Given that organizational errors account for 49% of non-FCR calls, it's essential for call centers to collaborate across departments to identify failure points and develop targeted action plans for improvement. However, if your call center is seeking quicker results, focusing on reducing agent and customer errors should be prioritized before addressing organizational ones.
Errors in Two or More Call Interactions
For calls that are resolved but require two or more interactions, the organization is typically the source of error 54% of the time, which is significantly higher than the 32% attributed to agents in these situations. When calls remain unresolved, the agent is the primary source of error, accounting for 44% of cases.
Agents need to recognize that they are often the main factor in unresolved calls. Despite this, SQM's experience shows that agents frequently perceive organizational issues as the primary cause of failure rather than their own actions. To improve FCR, agents must be held accountable for call resolution, especially since the call center is the final point of contact to prevent customer attrition.
SQM's research identifies the top five root causes behind repeat calls that prevent delivering excellent customer service and achieving First Call Resolution:
- The customer needed to check or verify the status of their unresolved issue.
- The customer was disconnected while on hold.
- The agent lacked the knowledge or resources to resolve the issue.
- The customer's request was not fully completed.
- The customer was redirected to another company.
To achieve or improve First Call Resolution, call center leadership must fully commit to enhancing the support experience for agents and customers. It’s crucial to identify the underlying causes of sources of error (SoEs) and the reasons for the repeated calls contributing to non-FCR calls to implement targeted improvements.
FCR Improvement Action Plan
Gartner reports that 95% of companies collect customer feedback, but only 10% use it to drive improvements, and just 5% share the changes with customers. When customers take the time to provide feedback to help call centers enhance their service, organizations should close the loop. Put simply, after collecting customer feedback, organizations must act on it.
The Voice of the Customer (VoC) closed-loop improvement process is a proven strategy for developing an action plan to continuously improve FCR. Once you've measured your FCR performance and identified the root causes of repeat calls, it’s time to create an actionable plan to enhance FCR.

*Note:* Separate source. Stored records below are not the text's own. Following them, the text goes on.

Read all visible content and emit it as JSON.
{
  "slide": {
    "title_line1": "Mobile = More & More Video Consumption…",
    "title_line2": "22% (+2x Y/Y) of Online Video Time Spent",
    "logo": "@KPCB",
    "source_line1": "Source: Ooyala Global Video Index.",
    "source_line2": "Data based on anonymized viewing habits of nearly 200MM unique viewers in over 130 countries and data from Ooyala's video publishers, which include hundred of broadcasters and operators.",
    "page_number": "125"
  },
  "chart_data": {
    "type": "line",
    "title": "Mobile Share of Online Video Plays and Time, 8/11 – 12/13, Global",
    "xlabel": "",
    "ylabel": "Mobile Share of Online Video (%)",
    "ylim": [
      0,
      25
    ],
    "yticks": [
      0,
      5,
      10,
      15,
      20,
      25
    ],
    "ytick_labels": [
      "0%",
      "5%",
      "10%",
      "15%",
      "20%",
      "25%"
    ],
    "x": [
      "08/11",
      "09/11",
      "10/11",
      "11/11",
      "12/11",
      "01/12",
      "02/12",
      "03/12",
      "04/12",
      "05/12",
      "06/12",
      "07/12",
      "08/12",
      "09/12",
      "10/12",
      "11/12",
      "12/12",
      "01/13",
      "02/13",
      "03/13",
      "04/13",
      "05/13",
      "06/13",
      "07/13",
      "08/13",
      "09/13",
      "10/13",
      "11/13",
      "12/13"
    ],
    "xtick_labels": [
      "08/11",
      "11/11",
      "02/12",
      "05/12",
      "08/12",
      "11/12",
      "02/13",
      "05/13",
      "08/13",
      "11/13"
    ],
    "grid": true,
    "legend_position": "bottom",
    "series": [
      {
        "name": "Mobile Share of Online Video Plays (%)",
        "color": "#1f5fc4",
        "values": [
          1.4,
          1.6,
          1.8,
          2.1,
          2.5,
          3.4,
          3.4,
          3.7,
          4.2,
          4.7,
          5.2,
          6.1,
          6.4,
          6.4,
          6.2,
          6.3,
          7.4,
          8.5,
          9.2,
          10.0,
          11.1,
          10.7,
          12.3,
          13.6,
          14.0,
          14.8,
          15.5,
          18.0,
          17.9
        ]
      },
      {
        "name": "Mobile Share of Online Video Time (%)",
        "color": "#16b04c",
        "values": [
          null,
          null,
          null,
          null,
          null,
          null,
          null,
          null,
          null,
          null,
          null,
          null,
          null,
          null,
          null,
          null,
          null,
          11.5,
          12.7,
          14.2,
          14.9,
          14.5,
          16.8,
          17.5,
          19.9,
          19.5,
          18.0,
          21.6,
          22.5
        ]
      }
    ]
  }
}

To ensure continuous FCR improvement, call centers should adopt the Identify, Develop, Check, and Act (IDCA) Closed-loop Improvement Cycle. This four-step cycle helps you measure, benchmark, and improve FCR performance effectively:
- Identify – Pinpoint repeat call reasons by evaluating FCR and customer satisfaction (CSat) data.
- Develop – Design a solution and implement a test pilot to reduce repeat calls.
- Check – Assess the success of the pilot by measuring changes in FCR.
- Act – Use customer feedback to implement a standardized plan to reduce repeat call reasons across the entire call center.